Isn’t It Ironic? FCC’s New Website Comes Short on Communication
Posted Jan 1, 2012 5:10 AM CDT
By Leslie A. Gordon
In an irony perhaps only lawyers can appreciate, the Federal Communications Commission’s newly revamped, state-of-the-art website has, according to one expert, a major communications flaw: Information on the agency’s rule-making is as buried as a pirate’s treasure.
The online location of FCC rules under consideration is simply “not obvious to the nonspecialist,” says University of Pennsylvania law professor Cary Coglianese, who authored a study (PDF) about federal agencies’ use of electronic media in the rule-making process. Similarly, proposed air pollution rules—the subject of recent controversy for the Obama administration—were “nowhere to be found” on the website of the Environmental Protection Agency.

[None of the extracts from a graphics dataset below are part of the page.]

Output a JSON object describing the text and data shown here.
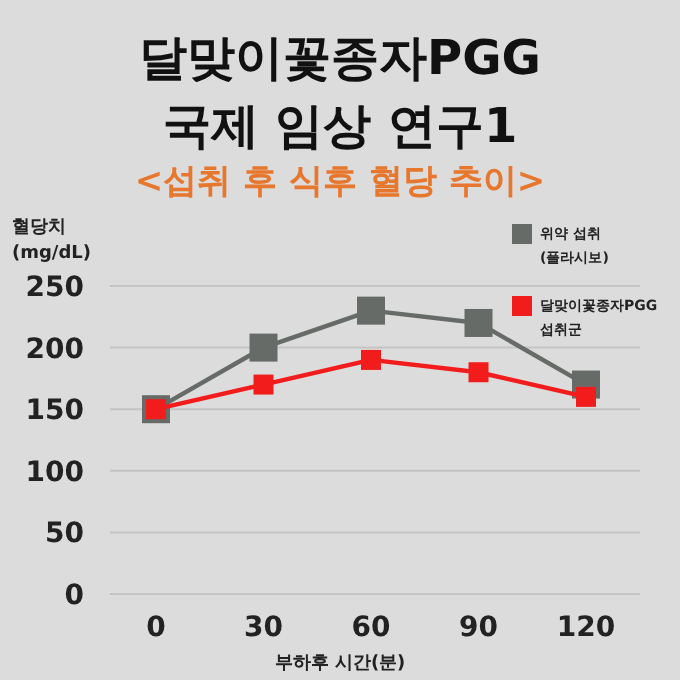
{
  "chart_data": {
    "type": "line",
    "title": "달맞이꽃종자PGG\n국제 임상 연구1",
    "subtitle": "<섭취 후 식후 혈당 추이>",
    "ylabel": "혈당치\n(mg/dL)",
    "xlabel": "부하후 시간(분)",
    "categories": [
      "0",
      "30",
      "60",
      "90",
      "120"
    ],
    "series": [
      {
        "name": "위약 섭취\n(플라시보)",
        "color": "#676b68",
        "values": [
          150,
          200,
          230,
          220,
          170
        ]
      },
      {
        "name": "달맞이꽃종자PGG\n섭취군",
        "color": "#f21c1c",
        "values": [
          150,
          170,
          190,
          180,
          160
        ]
      }
    ],
    "ylim": [
      0,
      250
    ],
    "yticks": [
      0,
      50,
      100,
      150,
      200,
      250
    ],
    "grid": "y",
    "legend": "top right",
    "marker": "square",
    "line_style": "solid"
  }
}
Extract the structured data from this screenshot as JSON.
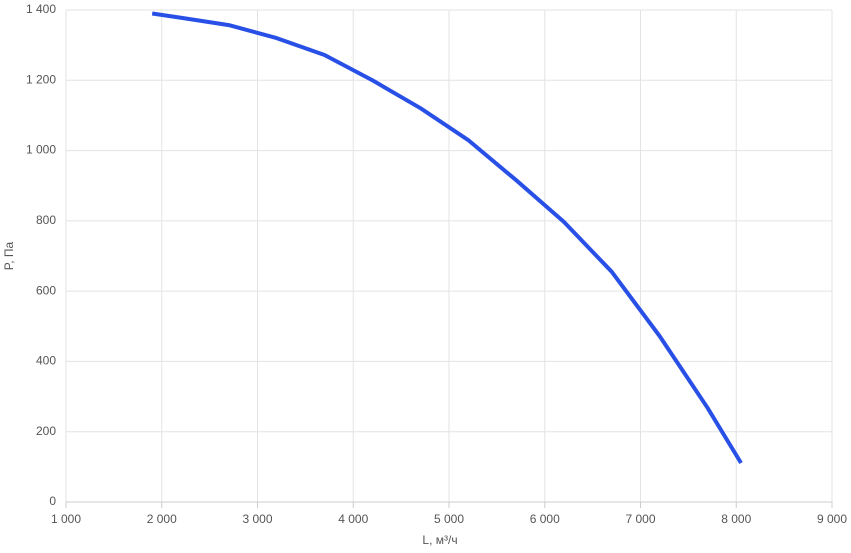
{
  "chart_data": {
    "type": "line",
    "x_label": "L, м³/ч",
    "y_label": "P, Па",
    "x": [
      1900,
      2200,
      2700,
      3200,
      3700,
      4200,
      4700,
      5200,
      5700,
      6200,
      6700,
      7200,
      7700,
      8050
    ],
    "series": [
      {
        "color": "#2850e6",
        "values": [
          1390,
          1378,
          1357,
          1320,
          1272,
          1200,
          1121,
          1030,
          916,
          797,
          655,
          472,
          268,
          111
        ]
      }
    ],
    "xlim": [
      1000,
      9000
    ],
    "xticks": [
      {
        "value": 1000,
        "label": "1 000"
      },
      {
        "value": 2000,
        "label": "2 000"
      },
      {
        "value": 3000,
        "label": "3 000"
      },
      {
        "value": 4000,
        "label": "4 000"
      },
      {
        "value": 5000,
        "label": "5 000"
      },
      {
        "value": 6000,
        "label": "6 000"
      },
      {
        "value": 7000,
        "label": "7 000"
      },
      {
        "value": 8000,
        "label": "8 000"
      },
      {
        "value": 9000,
        "label": "9 000"
      }
    ],
    "ylim": [
      0,
      1400
    ],
    "yticks": [
      0,
      200,
      400,
      600,
      800,
      {
        "value": 1000,
        "label": "1 000"
      },
      {
        "value": 1200,
        "label": "1 200"
      },
      {
        "value": 1400,
        "label": "1 400"
      }
    ],
    "grid": true
  }
}
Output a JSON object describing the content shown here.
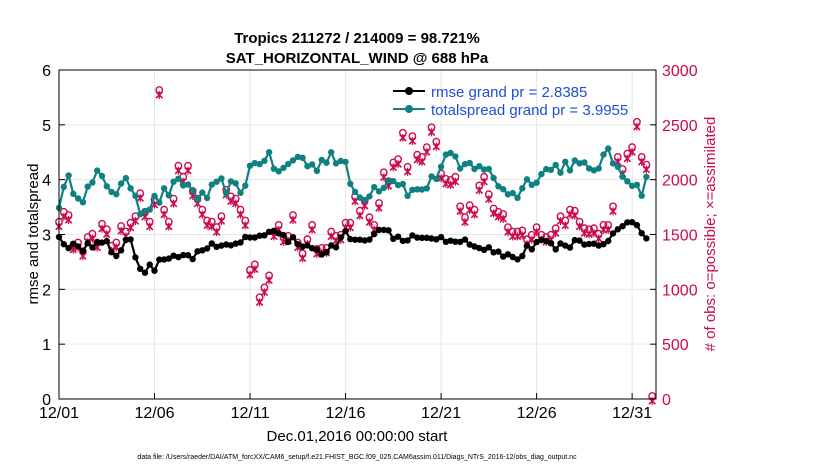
{
  "colors": {
    "rmse": "#000000",
    "spread": "#108080",
    "obs": "#cc0a4f",
    "legend_text": "#1f4fd8",
    "grid": "#e6e6e6"
  },
  "chart_data": {
    "type": "line",
    "title": "Tropics 211272 / 214009 = 98.721%",
    "subtitle": "SAT_HORIZONTAL_WIND @ 688 hPa",
    "xlabel": "Dec.01,2016 00:00:00 start",
    "ylabel": "rmse and totalspread",
    "y2label": "# of obs: o=possible; ×=assimilated",
    "footer": "data file: /Users/raeder/DAI/ATM_forcXX/CAM6_setup/f.e21.FHIST_BGC.f09_025.CAM6assim.011/Diags_NTrS_2016-12/obs_diag_output.nc",
    "x_ticks": [
      {
        "label": "12/01",
        "day": 0
      },
      {
        "label": "12/06",
        "day": 5
      },
      {
        "label": "12/11",
        "day": 10
      },
      {
        "label": "12/16",
        "day": 15
      },
      {
        "label": "12/21",
        "day": 20
      },
      {
        "label": "12/26",
        "day": 25
      },
      {
        "label": "12/31",
        "day": 30
      }
    ],
    "xlim": [
      0,
      31.25
    ],
    "ylim": [
      0,
      6
    ],
    "yticks": [
      "0",
      "1",
      "2",
      "3",
      "4",
      "5",
      "6"
    ],
    "y2lim": [
      0,
      3000
    ],
    "y2ticks": [
      "0",
      "500",
      "1000",
      "1500",
      "2000",
      "2500",
      "3000"
    ],
    "grid": true,
    "legend_position": "top-right",
    "series": [
      {
        "name": "rmse grand pr = 2.8385",
        "axis": "left",
        "marker": "dot",
        "anchors": [
          [
            0,
            2.95
          ],
          [
            0.6,
            2.8
          ],
          [
            1.3,
            2.75
          ],
          [
            2.2,
            2.9
          ],
          [
            3,
            2.65
          ],
          [
            3.7,
            3.0
          ],
          [
            4.2,
            2.35
          ],
          [
            5,
            2.4
          ],
          [
            6,
            2.65
          ],
          [
            7,
            2.6
          ],
          [
            8.2,
            2.8
          ],
          [
            9,
            2.75
          ],
          [
            10,
            2.95
          ],
          [
            11.2,
            3.05
          ],
          [
            12,
            2.9
          ],
          [
            13,
            2.8
          ],
          [
            14,
            2.65
          ],
          [
            15,
            3.0
          ],
          [
            16,
            2.95
          ],
          [
            17,
            3.05
          ],
          [
            18,
            2.95
          ],
          [
            19,
            3.0
          ],
          [
            20,
            2.95
          ],
          [
            21,
            2.9
          ],
          [
            22,
            2.8
          ],
          [
            23,
            2.7
          ],
          [
            23.8,
            2.55
          ],
          [
            25,
            2.85
          ],
          [
            26,
            2.8
          ],
          [
            27,
            2.85
          ],
          [
            28,
            2.8
          ],
          [
            29,
            3.0
          ],
          [
            30,
            3.25
          ],
          [
            30.6,
            2.95
          ]
        ]
      },
      {
        "name": "totalspread grand pr = 3.9955",
        "axis": "left",
        "marker": "dot",
        "anchors": [
          [
            0,
            3.6
          ],
          [
            0.5,
            3.95
          ],
          [
            1.3,
            3.7
          ],
          [
            2,
            4.05
          ],
          [
            3,
            3.8
          ],
          [
            3.8,
            3.95
          ],
          [
            4.3,
            3.45
          ],
          [
            5,
            3.6
          ],
          [
            5.8,
            3.8
          ],
          [
            6.5,
            3.95
          ],
          [
            7.5,
            3.65
          ],
          [
            8.5,
            3.9
          ],
          [
            9.5,
            3.8
          ],
          [
            10,
            4.2
          ],
          [
            10.8,
            4.45
          ],
          [
            11.6,
            4.1
          ],
          [
            12.5,
            4.45
          ],
          [
            13.3,
            4.2
          ],
          [
            14.2,
            4.5
          ],
          [
            15,
            4.2
          ],
          [
            15.6,
            3.65
          ],
          [
            16.5,
            3.85
          ],
          [
            17.5,
            4.05
          ],
          [
            18.5,
            3.75
          ],
          [
            19.5,
            3.95
          ],
          [
            20.3,
            4.45
          ],
          [
            21,
            4.2
          ],
          [
            22,
            4.3
          ],
          [
            22.8,
            4.0
          ],
          [
            23.8,
            3.7
          ],
          [
            24.8,
            4.05
          ],
          [
            25.8,
            4.2
          ],
          [
            26.8,
            4.3
          ],
          [
            27.8,
            4.15
          ],
          [
            28.7,
            4.45
          ],
          [
            29.7,
            4.1
          ],
          [
            30.4,
            3.75
          ],
          [
            30.9,
            4.2
          ]
        ]
      },
      {
        "name": "# of obs possible / assimilated",
        "axis": "right",
        "marker": "o-x",
        "points": [
          [
            0,
            1590
          ],
          [
            0.25,
            1680
          ],
          [
            0.5,
            1650
          ],
          [
            0.75,
            1380
          ],
          [
            1,
            1400
          ],
          [
            1.25,
            1320
          ],
          [
            1.5,
            1450
          ],
          [
            1.75,
            1480
          ],
          [
            2,
            1400
          ],
          [
            2.25,
            1570
          ],
          [
            2.5,
            1520
          ],
          [
            2.75,
            1370
          ],
          [
            3,
            1400
          ],
          [
            3.25,
            1550
          ],
          [
            3.5,
            1500
          ],
          [
            3.75,
            1580
          ],
          [
            4,
            1640
          ],
          [
            4.25,
            1850
          ],
          [
            4.5,
            1680
          ],
          [
            4.75,
            1590
          ],
          [
            5,
            1790
          ],
          [
            5.25,
            2790
          ],
          [
            5.5,
            1700
          ],
          [
            5.75,
            1590
          ],
          [
            6,
            1800
          ],
          [
            6.25,
            2100
          ],
          [
            6.5,
            2000
          ],
          [
            6.75,
            2100
          ],
          [
            7,
            1870
          ],
          [
            7.25,
            1800
          ],
          [
            7.5,
            1700
          ],
          [
            7.75,
            1600
          ],
          [
            8,
            1590
          ],
          [
            8.25,
            1540
          ],
          [
            8.5,
            1640
          ],
          [
            8.75,
            1880
          ],
          [
            9,
            1820
          ],
          [
            9.25,
            1800
          ],
          [
            9.5,
            1700
          ],
          [
            9.75,
            1600
          ],
          [
            10,
            1150
          ],
          [
            10.25,
            1200
          ],
          [
            10.5,
            900
          ],
          [
            10.75,
            990
          ],
          [
            11,
            1100
          ],
          [
            11.25,
            1500
          ],
          [
            11.5,
            1560
          ],
          [
            11.75,
            1450
          ],
          [
            12,
            1460
          ],
          [
            12.25,
            1650
          ],
          [
            12.5,
            1400
          ],
          [
            12.75,
            1300
          ],
          [
            13,
            1430
          ],
          [
            13.25,
            1560
          ],
          [
            13.5,
            1340
          ],
          [
            13.75,
            1350
          ],
          [
            14,
            1350
          ],
          [
            14.25,
            1500
          ],
          [
            14.5,
            1460
          ],
          [
            14.75,
            1470
          ],
          [
            15,
            1580
          ],
          [
            15.25,
            1580
          ],
          [
            15.5,
            1820
          ],
          [
            15.75,
            1690
          ],
          [
            16,
            1780
          ],
          [
            16.25,
            1630
          ],
          [
            16.5,
            1560
          ],
          [
            16.75,
            1760
          ],
          [
            17,
            2040
          ],
          [
            17.25,
            1960
          ],
          [
            17.5,
            2130
          ],
          [
            17.75,
            2160
          ],
          [
            18,
            2400
          ],
          [
            18.25,
            2090
          ],
          [
            18.5,
            2370
          ],
          [
            18.75,
            2200
          ],
          [
            19,
            2180
          ],
          [
            19.25,
            2270
          ],
          [
            19.5,
            2450
          ],
          [
            19.75,
            2320
          ],
          [
            20,
            2030
          ],
          [
            20.25,
            1980
          ],
          [
            20.5,
            1970
          ],
          [
            20.75,
            2000
          ],
          [
            21,
            1730
          ],
          [
            21.25,
            1630
          ],
          [
            21.5,
            1740
          ],
          [
            21.75,
            1700
          ],
          [
            22,
            1920
          ],
          [
            22.25,
            2000
          ],
          [
            22.5,
            1840
          ],
          [
            22.75,
            1710
          ],
          [
            23,
            1680
          ],
          [
            23.25,
            1660
          ],
          [
            23.5,
            1540
          ],
          [
            23.75,
            1500
          ],
          [
            24,
            1500
          ],
          [
            24.25,
            1510
          ],
          [
            24.5,
            1430
          ],
          [
            24.75,
            1470
          ],
          [
            25,
            1540
          ],
          [
            25.25,
            1470
          ],
          [
            25.5,
            1450
          ],
          [
            25.75,
            1470
          ],
          [
            26,
            1530
          ],
          [
            26.25,
            1640
          ],
          [
            26.5,
            1600
          ],
          [
            26.75,
            1700
          ],
          [
            27,
            1690
          ],
          [
            27.25,
            1590
          ],
          [
            27.5,
            1530
          ],
          [
            27.75,
            1520
          ],
          [
            28,
            1530
          ],
          [
            28.25,
            1480
          ],
          [
            28.5,
            1560
          ],
          [
            28.75,
            1560
          ],
          [
            29,
            1730
          ],
          [
            29.25,
            2180
          ],
          [
            29.5,
            2070
          ],
          [
            29.75,
            2210
          ],
          [
            30,
            2270
          ],
          [
            30.25,
            2500
          ],
          [
            30.5,
            2180
          ],
          [
            30.75,
            2110
          ],
          [
            31.05,
            0
          ]
        ]
      }
    ]
  }
}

Although we’re long past the days of lawyers and other interested parties dusting off the Federal Register to comment on proposed regulations, it remains just as hard for ordinary citizens to participate in the process because, according to Coglianese, federal agencies bury details of proposed rules in obscure places online.
“Websites are being designed to serve the agencies’ existing customer base engaged in the so-called top tasks,” such as licenses or permits, contact information or FAQs, he explains. Only 14 percent of the agencies that write rules most frequently include a page displaying rules that are open for public comment. Only 30 percent contain a dedicated link soliciting public comments. As a result, these websites exacerbate imbalances in democratic participation, with only lawyers or paid specialists knowing how to comment online, he says.
But because regulations carry significant economic and social consequences, agencies should consider rule-making among their top tasks, says Coglianese. “Unelected officials are setting binding law, sometimes with penalties and criminal sanctions.”
Commissioned by the Administrative Conference of the United States, the July study includes recommendations for enhancing the digital accessibility of rule-making. For example, the study suggests that federal agencies create dedicated webpages, easily accessible from the front page, that display all rules open for public comment, much as congressional websites detail bills that the official is sponsoring.
Until now, government websites and their design have been “a bit of a Wild West,” Coglianese notes. “But this administration recognizes the need for clearer strategies and is conducting a governmentwide review of website design. This study couldn’t be coming at a better time.”